A Metabolomic Signature of Obesity and Risk of Colorectal Cancer: Two Nested Case-Control Studies.
- Department of Epidemiology, School of Public Health, Southeast University, Nanjing 210009, China.
- Department of Epidemiology, Center for Global Health, School of Public Health, Nanjing Medical University, 101 Longmian Avenue, Nanjing 211166, China.
- Department of Cancer Prevention, The Cancer Hospital of the University of Chinese Academy of Sciences (Zhejiang Cancer Hospital), Hangzhou 310022, China.
- Department of Epidemiology, Fuwai Hospital, National Center for Cardiovascular Diseases, Chinese Academy of Medical Sciences and Peking Union Medical College, Beijing 100037, China.
- Department of General Surgery, The First Affiliated Hospital of Nanjing Medical University, Nanjing 210029, China.
- Office of Cancer Screening, National Cancer Center/National Clinical Research Center for Cancer/Cancer Hospital, Chinese Academy of Medical Sciences and Peking Union Medical College, Beijing 100021, China.
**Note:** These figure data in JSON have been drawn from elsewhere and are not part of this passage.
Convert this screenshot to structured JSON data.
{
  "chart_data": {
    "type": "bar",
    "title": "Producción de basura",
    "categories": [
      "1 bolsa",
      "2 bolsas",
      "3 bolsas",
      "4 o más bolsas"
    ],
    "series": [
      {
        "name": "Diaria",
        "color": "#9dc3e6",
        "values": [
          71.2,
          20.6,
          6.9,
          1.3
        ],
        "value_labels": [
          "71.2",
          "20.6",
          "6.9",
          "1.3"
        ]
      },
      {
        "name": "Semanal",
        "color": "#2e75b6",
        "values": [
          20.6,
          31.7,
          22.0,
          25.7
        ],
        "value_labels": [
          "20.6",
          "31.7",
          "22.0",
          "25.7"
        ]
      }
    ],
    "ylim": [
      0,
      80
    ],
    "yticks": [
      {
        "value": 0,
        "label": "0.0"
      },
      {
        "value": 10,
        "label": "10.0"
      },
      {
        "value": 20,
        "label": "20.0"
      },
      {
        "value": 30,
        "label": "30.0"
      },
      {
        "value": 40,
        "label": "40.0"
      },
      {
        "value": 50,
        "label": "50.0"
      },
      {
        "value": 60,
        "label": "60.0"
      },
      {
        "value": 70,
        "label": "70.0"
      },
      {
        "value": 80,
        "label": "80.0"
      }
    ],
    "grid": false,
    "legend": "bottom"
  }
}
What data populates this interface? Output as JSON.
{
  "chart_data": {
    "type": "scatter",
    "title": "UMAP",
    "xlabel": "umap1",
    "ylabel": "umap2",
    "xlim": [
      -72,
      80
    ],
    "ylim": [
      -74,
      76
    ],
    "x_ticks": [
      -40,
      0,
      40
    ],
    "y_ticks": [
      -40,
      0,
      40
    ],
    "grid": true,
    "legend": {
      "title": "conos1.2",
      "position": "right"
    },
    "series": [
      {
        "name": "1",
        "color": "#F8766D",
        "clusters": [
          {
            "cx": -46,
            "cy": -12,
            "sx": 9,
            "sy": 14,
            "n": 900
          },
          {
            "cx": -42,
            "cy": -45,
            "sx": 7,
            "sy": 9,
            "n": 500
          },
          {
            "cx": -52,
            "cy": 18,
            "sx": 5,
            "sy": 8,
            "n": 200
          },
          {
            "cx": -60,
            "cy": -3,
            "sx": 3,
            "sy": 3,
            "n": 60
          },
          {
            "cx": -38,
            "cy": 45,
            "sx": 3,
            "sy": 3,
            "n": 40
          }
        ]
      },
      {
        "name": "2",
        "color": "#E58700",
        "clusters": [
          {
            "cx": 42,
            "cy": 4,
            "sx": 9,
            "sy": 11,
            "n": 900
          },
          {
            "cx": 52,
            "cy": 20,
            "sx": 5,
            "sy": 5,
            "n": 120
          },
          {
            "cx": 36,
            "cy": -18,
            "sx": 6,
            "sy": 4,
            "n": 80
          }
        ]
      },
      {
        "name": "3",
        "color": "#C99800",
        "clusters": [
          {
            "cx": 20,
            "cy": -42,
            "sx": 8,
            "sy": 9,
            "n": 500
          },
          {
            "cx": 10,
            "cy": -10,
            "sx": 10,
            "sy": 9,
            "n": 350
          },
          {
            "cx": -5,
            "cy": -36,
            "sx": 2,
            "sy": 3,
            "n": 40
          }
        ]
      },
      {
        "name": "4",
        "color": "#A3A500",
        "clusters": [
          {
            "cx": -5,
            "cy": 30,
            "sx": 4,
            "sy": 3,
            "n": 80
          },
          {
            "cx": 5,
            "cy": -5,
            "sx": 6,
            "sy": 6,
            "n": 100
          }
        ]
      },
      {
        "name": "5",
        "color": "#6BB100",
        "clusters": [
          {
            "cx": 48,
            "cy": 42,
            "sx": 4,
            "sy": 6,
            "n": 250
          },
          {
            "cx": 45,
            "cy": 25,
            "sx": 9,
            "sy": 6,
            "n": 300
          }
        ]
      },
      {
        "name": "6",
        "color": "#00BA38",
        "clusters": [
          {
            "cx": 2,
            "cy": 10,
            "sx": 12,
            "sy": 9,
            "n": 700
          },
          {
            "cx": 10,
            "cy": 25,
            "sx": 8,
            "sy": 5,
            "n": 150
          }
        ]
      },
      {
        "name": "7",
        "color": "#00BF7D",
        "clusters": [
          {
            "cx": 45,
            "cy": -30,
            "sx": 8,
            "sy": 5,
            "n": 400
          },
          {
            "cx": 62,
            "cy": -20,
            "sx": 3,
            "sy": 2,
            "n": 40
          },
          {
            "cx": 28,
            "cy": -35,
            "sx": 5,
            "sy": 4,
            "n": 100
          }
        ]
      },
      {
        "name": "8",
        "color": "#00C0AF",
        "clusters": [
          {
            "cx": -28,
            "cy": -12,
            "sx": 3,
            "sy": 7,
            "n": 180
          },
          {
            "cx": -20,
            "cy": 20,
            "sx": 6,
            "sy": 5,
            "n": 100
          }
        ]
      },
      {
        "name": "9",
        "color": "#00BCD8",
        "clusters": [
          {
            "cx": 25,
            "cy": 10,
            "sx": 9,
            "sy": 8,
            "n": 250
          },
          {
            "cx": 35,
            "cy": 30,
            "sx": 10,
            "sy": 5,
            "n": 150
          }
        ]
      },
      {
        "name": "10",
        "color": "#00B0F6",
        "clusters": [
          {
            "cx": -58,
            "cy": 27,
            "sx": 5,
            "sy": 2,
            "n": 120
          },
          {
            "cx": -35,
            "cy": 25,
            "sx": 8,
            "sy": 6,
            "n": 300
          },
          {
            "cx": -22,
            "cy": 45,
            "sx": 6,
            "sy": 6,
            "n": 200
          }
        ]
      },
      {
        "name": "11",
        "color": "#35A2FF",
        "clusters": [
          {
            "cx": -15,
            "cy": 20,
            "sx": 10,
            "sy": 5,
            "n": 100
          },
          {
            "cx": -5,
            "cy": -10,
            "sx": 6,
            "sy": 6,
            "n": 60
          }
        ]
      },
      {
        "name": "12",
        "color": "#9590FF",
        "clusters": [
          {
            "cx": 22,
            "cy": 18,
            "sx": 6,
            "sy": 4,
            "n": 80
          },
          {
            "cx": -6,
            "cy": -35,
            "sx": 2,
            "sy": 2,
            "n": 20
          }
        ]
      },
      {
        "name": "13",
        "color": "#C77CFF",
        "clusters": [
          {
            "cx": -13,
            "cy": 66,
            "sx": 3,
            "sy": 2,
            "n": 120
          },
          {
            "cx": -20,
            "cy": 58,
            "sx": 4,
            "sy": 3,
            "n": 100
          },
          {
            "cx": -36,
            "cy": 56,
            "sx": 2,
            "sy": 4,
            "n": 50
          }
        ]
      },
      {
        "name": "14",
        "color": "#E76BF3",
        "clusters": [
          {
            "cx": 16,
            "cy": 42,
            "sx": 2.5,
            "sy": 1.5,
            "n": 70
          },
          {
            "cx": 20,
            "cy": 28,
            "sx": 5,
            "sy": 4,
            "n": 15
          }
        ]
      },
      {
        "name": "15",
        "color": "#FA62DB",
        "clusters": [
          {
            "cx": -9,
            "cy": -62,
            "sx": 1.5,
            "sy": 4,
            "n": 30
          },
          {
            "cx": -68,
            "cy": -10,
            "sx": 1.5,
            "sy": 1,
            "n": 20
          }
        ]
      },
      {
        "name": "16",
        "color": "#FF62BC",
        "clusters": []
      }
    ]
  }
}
Obesity is a leading contributor to colorectal cancer (CRC) risk, but the metabolic mechanisms linking obesity to CRC are not fully understood. We leveraged untargeted metabolomics data from two 1:1 matched, nested case-control studies for CRC, including 223 pairs from the US Prostate, Lung, Colorectal, and Ovarian (PLCO) Cancer Screening Trial and 190 pairs from a prospective Chinese cohort. We explored serum metabolites related to body mass index (BMI), constructed a metabolomic signature of obesity, and examined the association between the signature and CRC risk. In total, 72 of 278 named metabolites were correlated with BMI after multiple testing corrections (p FDR < 0.05). The metabolomic signature was calculated by including 39 metabolites that were independently associated with BMI. There was a linear positive association between the signature and CRC risk in both cohorts (p for linear < 0.05). Per 1-SD increment of the signature was associated with 38% (95% CI: 9-75%) and 28% (95% CI: 2-62%) higher risks of CRC in the US and Chinese cohorts, respectively. In conclusion, we identified a metabolomic signature for obesity and demonstrated the association between the signature and CRC risk. The findings offer new insights into the underlying mechanisms of CRC, which is critical for improved CRC prevention.